Being in Cash is Not a Conservative Investment

by Kris Sayce on 2 June 2009

The Money Morning Mailbag is bursting at the seams this morning. And your editor’s pea-brain is equally overloaded with ideas…

Yield curves, Superannuation – Mercer research, House rental yields, Deleveraging, Today’s RBA Cash Rate decision, Tomorrow’s Aussie GDP numbers, the United Nations’ World Economy Report, New consumer credit laws, Gold , Aussie dollar and GM/Holden.

But this morning we’ll ignore all of those because…

The Bull Market is Back!

Ok, we’ll qualify that. The market thinks the bull market is back, and therefore you’d be completely mad to stand in the way of it.

As subscribers to Australian Small Cap Investigator would attest, despite the market’s recent aversion to risk, we’ve continued to search for cheap-as-chips value and growth plays at the small end of town.

So far it’s paying off.

We’ve also argued the case for the small end of the market here in Money Morning. Plus we’ve added to that the belief that income earning stocks are a better ‘safe haven’ for your cash than blue-chip growth, bonds or cash.

Nothing we’ve seen in recent weeks and months changes our view on that.

But enough of the rear-view mirror gazing. What you need to know is what the market will do in the next six to twelve months. Before I get into that, take a look at these two charts…

“Oh no, we’ve missed it, buy NOW!”

That’s one reaction to seeing the 3-month chart of the S&P/ASX200. The index is up by around 20% since the low.

But then of course, there’s this chart…

It’s the 2-year chart of the same index. The rise from the bottom doesn’t look quite so impressive now does it?

So what do these pretty pictures tell you about the market? Well, as we stated above, you’d be mad to stand in the way of it. Just as you wouldn’t stand in front of a freight train.

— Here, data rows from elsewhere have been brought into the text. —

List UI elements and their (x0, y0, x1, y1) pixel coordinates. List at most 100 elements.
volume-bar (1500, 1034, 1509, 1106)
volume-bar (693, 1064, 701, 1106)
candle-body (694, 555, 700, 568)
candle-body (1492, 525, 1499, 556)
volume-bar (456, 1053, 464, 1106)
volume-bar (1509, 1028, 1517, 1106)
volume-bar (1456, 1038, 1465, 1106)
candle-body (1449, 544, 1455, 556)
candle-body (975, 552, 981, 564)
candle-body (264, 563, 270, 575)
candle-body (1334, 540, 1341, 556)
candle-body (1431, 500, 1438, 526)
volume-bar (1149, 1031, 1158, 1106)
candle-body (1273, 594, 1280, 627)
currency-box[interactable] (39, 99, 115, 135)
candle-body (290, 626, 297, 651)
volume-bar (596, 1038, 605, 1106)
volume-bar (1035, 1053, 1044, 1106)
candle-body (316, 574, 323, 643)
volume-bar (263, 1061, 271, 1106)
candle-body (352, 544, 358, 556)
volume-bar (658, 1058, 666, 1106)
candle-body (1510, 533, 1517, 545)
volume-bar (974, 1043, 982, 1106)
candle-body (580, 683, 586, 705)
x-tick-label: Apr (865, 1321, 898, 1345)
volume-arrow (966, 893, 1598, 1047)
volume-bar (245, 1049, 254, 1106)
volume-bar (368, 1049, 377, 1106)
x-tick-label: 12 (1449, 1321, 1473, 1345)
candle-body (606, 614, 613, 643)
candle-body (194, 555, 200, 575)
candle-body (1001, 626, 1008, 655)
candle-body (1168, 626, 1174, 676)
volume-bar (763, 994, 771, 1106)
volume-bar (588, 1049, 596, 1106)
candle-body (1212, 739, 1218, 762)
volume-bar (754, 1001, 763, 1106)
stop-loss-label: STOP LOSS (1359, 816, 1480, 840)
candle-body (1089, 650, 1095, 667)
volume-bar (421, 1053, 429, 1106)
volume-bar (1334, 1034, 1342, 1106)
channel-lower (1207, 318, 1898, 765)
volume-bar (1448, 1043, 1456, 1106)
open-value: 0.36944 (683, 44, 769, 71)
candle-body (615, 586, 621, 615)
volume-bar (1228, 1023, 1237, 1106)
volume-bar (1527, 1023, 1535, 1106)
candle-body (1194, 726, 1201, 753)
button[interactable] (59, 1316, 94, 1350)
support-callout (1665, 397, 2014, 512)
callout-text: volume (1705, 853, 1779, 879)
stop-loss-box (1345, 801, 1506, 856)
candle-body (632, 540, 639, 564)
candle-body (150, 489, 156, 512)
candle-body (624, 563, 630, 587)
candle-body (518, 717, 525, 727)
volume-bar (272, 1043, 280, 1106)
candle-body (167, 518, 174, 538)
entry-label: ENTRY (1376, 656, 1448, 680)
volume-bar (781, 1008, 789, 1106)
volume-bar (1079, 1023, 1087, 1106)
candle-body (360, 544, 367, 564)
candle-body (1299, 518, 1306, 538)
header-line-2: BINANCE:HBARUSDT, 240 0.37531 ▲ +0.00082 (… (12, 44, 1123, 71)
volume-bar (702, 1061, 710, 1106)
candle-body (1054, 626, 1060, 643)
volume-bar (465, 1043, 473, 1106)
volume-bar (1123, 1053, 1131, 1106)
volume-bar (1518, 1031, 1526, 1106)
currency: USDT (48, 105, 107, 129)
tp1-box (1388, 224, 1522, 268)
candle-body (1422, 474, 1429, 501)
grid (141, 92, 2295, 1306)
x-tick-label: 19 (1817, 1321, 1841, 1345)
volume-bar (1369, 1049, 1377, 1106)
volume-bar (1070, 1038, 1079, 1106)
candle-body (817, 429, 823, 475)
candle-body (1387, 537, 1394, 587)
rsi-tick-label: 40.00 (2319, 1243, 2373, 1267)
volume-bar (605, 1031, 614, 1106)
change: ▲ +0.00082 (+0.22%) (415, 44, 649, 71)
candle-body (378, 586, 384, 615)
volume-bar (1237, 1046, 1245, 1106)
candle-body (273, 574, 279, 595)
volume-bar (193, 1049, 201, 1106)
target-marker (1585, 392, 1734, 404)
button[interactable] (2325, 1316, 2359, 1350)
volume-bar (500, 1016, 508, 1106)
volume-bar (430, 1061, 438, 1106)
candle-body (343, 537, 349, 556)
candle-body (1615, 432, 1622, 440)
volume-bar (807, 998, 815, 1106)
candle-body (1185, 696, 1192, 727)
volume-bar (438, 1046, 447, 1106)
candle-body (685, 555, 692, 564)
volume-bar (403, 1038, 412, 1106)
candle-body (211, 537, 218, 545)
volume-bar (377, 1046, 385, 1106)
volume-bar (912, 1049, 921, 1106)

Equally, you need to be just as cautious about diving in head first. My reason for caution stems from the list of ideas at the top of this letter. Because, although I firmly believe certain equities have presented the best investment opportunity for the last eight months, I’m under no illusion that the economy is in as good a position as it appears.

Because rather than all the problems being left behind, they have actually been pushed ahead of us. It’s just that between now and when the effects will be felt again, we should continue to see a nice little bull run.

And here’s the punchline, you’d be mad not to take advantage of it.

If you’ve been in cash for the last eight months then that’s been a big mistake. Being in cash is not a conservative investment. Being in cash means that you are making a conscious decision to see the value of that investment erode.

It’s the same with bonds.

Those two investments which are touted as being ultra-safe, ultra-conservative, and a ‘flight to safety’ investment. They are also a guaranteed way to see your investment portfolio go backwards as the value is chipped away by inflation.

If you’ve missed out on the rally so far, the key is not to panic. I know from my research for Australian Small Cap Investigator and my new income based newsletter, there is still good value if you’re prepared to look for it.

The mistake many investors make is to jump into the big blue-chip names they are most familiar with. Guess what? That’s what many investors have already done. And that’s what the fund managers have already done.

So it’s no surprise that many of those blue-chips have put in a good run already. Now, that’s not to say they don’t have further room for growth, but there’s something you need to consider…

Is it likely that after these blue-chips have already surged by 20-30% that they will have another major surge?

Look, it’s certainly possible. Look at the 2-year chart again. Stocks are still a long way below the record levels of late 2007. But you also need to consider what the probability is of blue chip stocks gaining by 30%, 40% or 50% in year.

That doesn’t normally happen…

But, if they do, then based purely on the dynamics of risk/reward that should indicate small caps – on average – will rise even further.

That’s probably being a bit too simplistic, but based on what I’ve seen of Australian small cap companies, there’s still plenty of value regardless of what the lumbering blue-chips do.

Other Stuff on the Markets

The S&P/ASX200 gained 2% yesterday, while there was even better news overnight on Wall Street with the Dow Jones Industrial Average adding 221 points. And in Europe the FTSE100 picked up 2%.

The price of gold in Australian dollars is trading at $1,204.38, while in US Dollars it trading at $974.83.

The Aussie dollar strengthened again versus the US dollar and Japanese Yen, trading at USD$0.8048, and JPY76.68.

Further strength for Crude oil overnight, closing at USD$67.94.

For the biggest movers on the market yesterday click here…

And today on the economic calendar we have the RBA Interest Rate indecision at 2.30pm.